Perdre notre fils parce qu’il montrait des dessins nous dégoûte. Notre vie depuis ce jour est devenue un grand vide
« Je savais que Samuel allait montrer ces caricatures de Charlie Hebdo lors d’un cours sur la liberté d’expression. Il était en vacances chez nous en août (2020) lorsqu’il préparait son cours », poursuit Bernadette Paty. Ce détail, « complètement oublié », dit-elle avec un sourire triste, ne lui est revenu en mémoire qu’au moment du drame.
« Perdre un enfant dans de telles conditions est insupportable et inacceptable. Perdre notre fils parce qu’il montrait des dessins nous répugne. Notre vie depuis ce jour est devenue un grand vide”, souligne Bernadette Paty.
« Ce qui lui est arrivé est si barbare et injuste que nous ne pourrons jamais le pleurer. J’attends de ce procès que la responsabilité de chaque accusé soit reconnue et que les peines soient adaptées”, insiste-t-elle. , toujours sans trembler.
« Je suis heureux d’être à la retraite car aujourd’hui, les enseignants sont interpellés. Je ne comprends pas», déplore-t-elle encore, en réponse à une question du tribunal. “Aujourd’hui, nous contestons, nous menaçons et nous attaquons.”
Des enseignants d’Arras présents
Des enseignants du complexe scolaire Gambetta-Carnot d’Arras où, trois ans après Samuel Paty, le professeur Dominique Bernard a été assassiné par un jeune islamiste radical russe d’origine ingouche, sont présents dans la salle d’audience.
« La blessure que nous avons reçue (le jour de la mort de Samuel Paty) est bien réelle. C’est une vision qui a changé à jamais notre vision de la vie», explique Jeanne A., enseignante comme son ex-compagnon.
Samuel a été assassiné par un islamiste radicalisé en quête du jihad. C’est de l’islamisme qu’il s’agit et non des caricatures
“L’injustice qui est arrivée à Samuel nous oblige à marcher sur une corde raide”, ajoute-t-elle avant de réclamer “la vérité et la justice”.
« Samuel n’a pas été assassiné pour avoir montré des caricatures et commis un blasphème qui n’a aucune valeur légale. Samuel a été assassiné par un islamiste radicalisé en quête du jihad. C’est de l’islamisme qui est en cause et non des caricatures», affirme d’une voix ferme Mickaëlle Paty. « Vous avez laissé mon frère en pâture », dit-elle à l’accusé.
Gaëlle Paty choisit également de s’adresser directement à eux.

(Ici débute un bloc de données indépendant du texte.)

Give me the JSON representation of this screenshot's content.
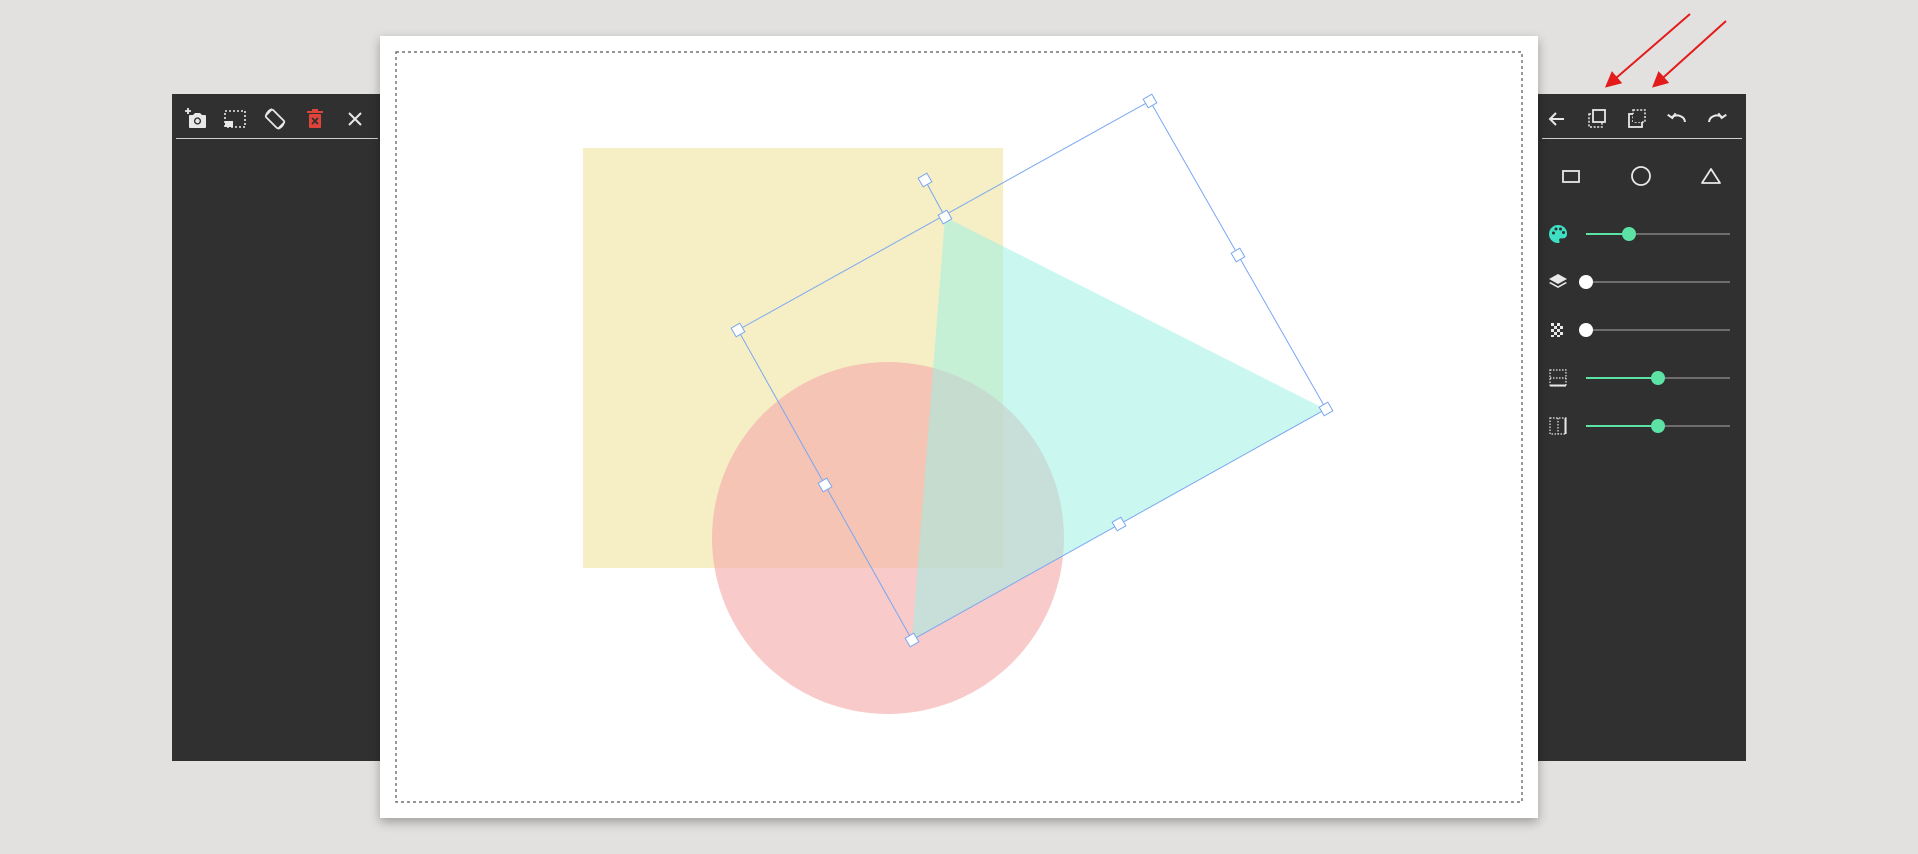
{
  "colors": {
    "panel_bg": "#303030",
    "icon": "#e8e8e8",
    "delete_icon": "#e0433a",
    "accent": "#5be2a4",
    "palette_icon": "#3ee0c4",
    "rect_fill": "#f6efc5",
    "circle_fill": "#f4a9a9",
    "triangle_fill": "#9ef1e3",
    "selection": "#7aa7f0",
    "annotation": "#e31b1b"
  },
  "left_toolbar": {
    "buttons": [
      {
        "name": "add-photo-button",
        "icon": "camera-plus-icon"
      },
      {
        "name": "crop-button",
        "icon": "crop-selection-icon"
      },
      {
        "name": "rotate-button",
        "icon": "screen-rotation-icon"
      },
      {
        "name": "delete-button",
        "icon": "trash-icon"
      },
      {
        "name": "close-button",
        "icon": "close-icon"
      }
    ]
  },
  "right_toolbar": {
    "buttons": [
      {
        "name": "back-button",
        "icon": "arrow-left-icon"
      },
      {
        "name": "bring-forward-button",
        "icon": "bring-forward-icon"
      },
      {
        "name": "send-backward-button",
        "icon": "send-backward-icon"
      },
      {
        "name": "undo-button",
        "icon": "undo-icon"
      },
      {
        "name": "redo-button",
        "icon": "redo-icon"
      }
    ],
    "shapes": [
      {
        "name": "rectangle-shape-button",
        "icon": "rectangle-icon"
      },
      {
        "name": "circle-shape-button",
        "icon": "circle-icon"
      },
      {
        "name": "triangle-shape-button",
        "icon": "triangle-icon"
      }
    ],
    "sliders": [
      {
        "name": "color-slider",
        "icon": "palette-icon",
        "value": 0.3,
        "active": true
      },
      {
        "name": "layer-slider",
        "icon": "layers-icon",
        "value": 0.0,
        "active": false
      },
      {
        "name": "opacity-slider",
        "icon": "checkerboard-icon",
        "value": 0.0,
        "active": false
      },
      {
        "name": "horizontal-border-slider",
        "icon": "border-horizontal-icon",
        "value": 0.5,
        "active": true
      },
      {
        "name": "vertical-border-slider",
        "icon": "border-vertical-icon",
        "value": 0.5,
        "active": true
      }
    ]
  }
}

“Je n’accepterai jamais la moindre excuse de la part de personnes qui ne reconnaissent pas leur responsabilité (…) Je demande le respect et la décence dans ce procès. Je voudrais dire à l’accusé que sans vous, Samuel serait là aujourd’hui, il serait vivant. Chacun, à votre niveau, aurait pu arrêter cette spirale fatale et sauver la vie d’un père, d’un frère, d’un enseignant”, affirme-t-elle.
« Quand j’entends que la quasi-totalité des accusés contestent les faits qui leur sont reprochés – un seul a reconnu sa responsabilité, ndlr –, je suis en colère », a déclaré Gaëlle Paty. “C’est indécent.”
Le procès est prévu jusqu’au 20 décembre.